Integrative Modeling of SARS-CoV-2 Infection Dynamics to Inform COVID-19 Vaccination Strategies

Non-pharmaceutical interventions were very instrumental in the early phases of COVID-19 pandemic. Fortunately, the urgency to control the crisis prompted an accelerated vaccine development process, saving millions of lives globally. Despite these measures, cases of COVID-19 and other variants SARS-CoV-2 are still being reported in different countries and regions. We present a within-host mathematical model of SARS-CoV-2 infection that incorporates target cell dynamics, innate and adaptive immune responses, and vaccine inter- ventions. Analytical results identify the basic reproduction number, R0, as the threshold for infection persistence. Simulations show that immune responses, both lytic and non-lytic, are critical in controlling viral replication, with vaccine-induced immunity further reducing viral load and protecting epithelial cells.

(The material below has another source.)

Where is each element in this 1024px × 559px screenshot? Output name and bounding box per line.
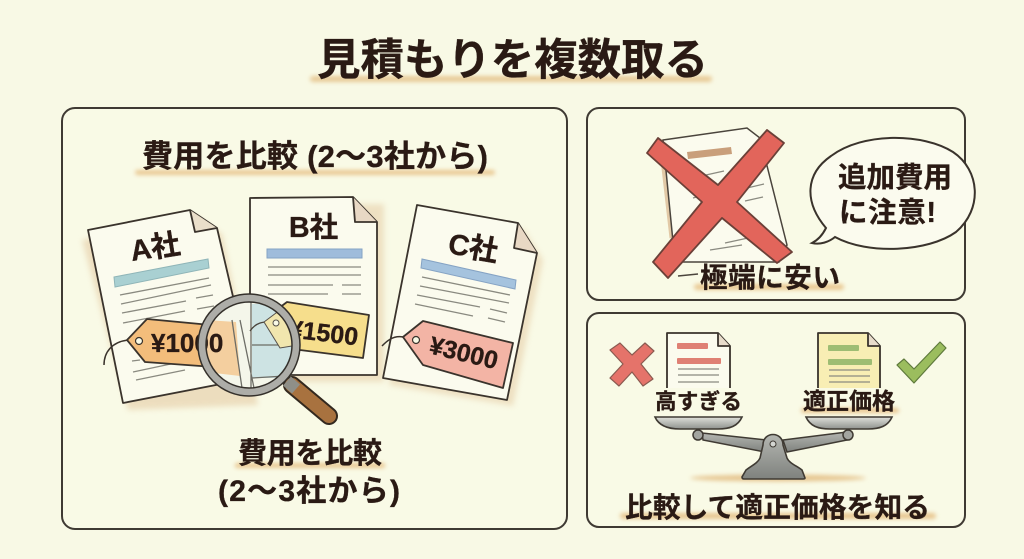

Immune-boosting strategies and monoclonal antibody therapies targeting intracellular replication outperform entry-blocking interventions alone, while combination approaches yield the greatest reduction in peak viral load and fastest clearance. Timing is crucial: early vaccination or treatment maximizes benefits, whereas delays allow higher viral titers to persist. These results underscore the importance of early, multi-mechanism interventions, particularly for vulnerable populations such as the elderly and immunocompromised. The model offers a framework for evaluating treatment strategies and can be extended to incorporate pharmacokinetics/pharmacodynamics or patient-specific calibration for improved predictive accuracy.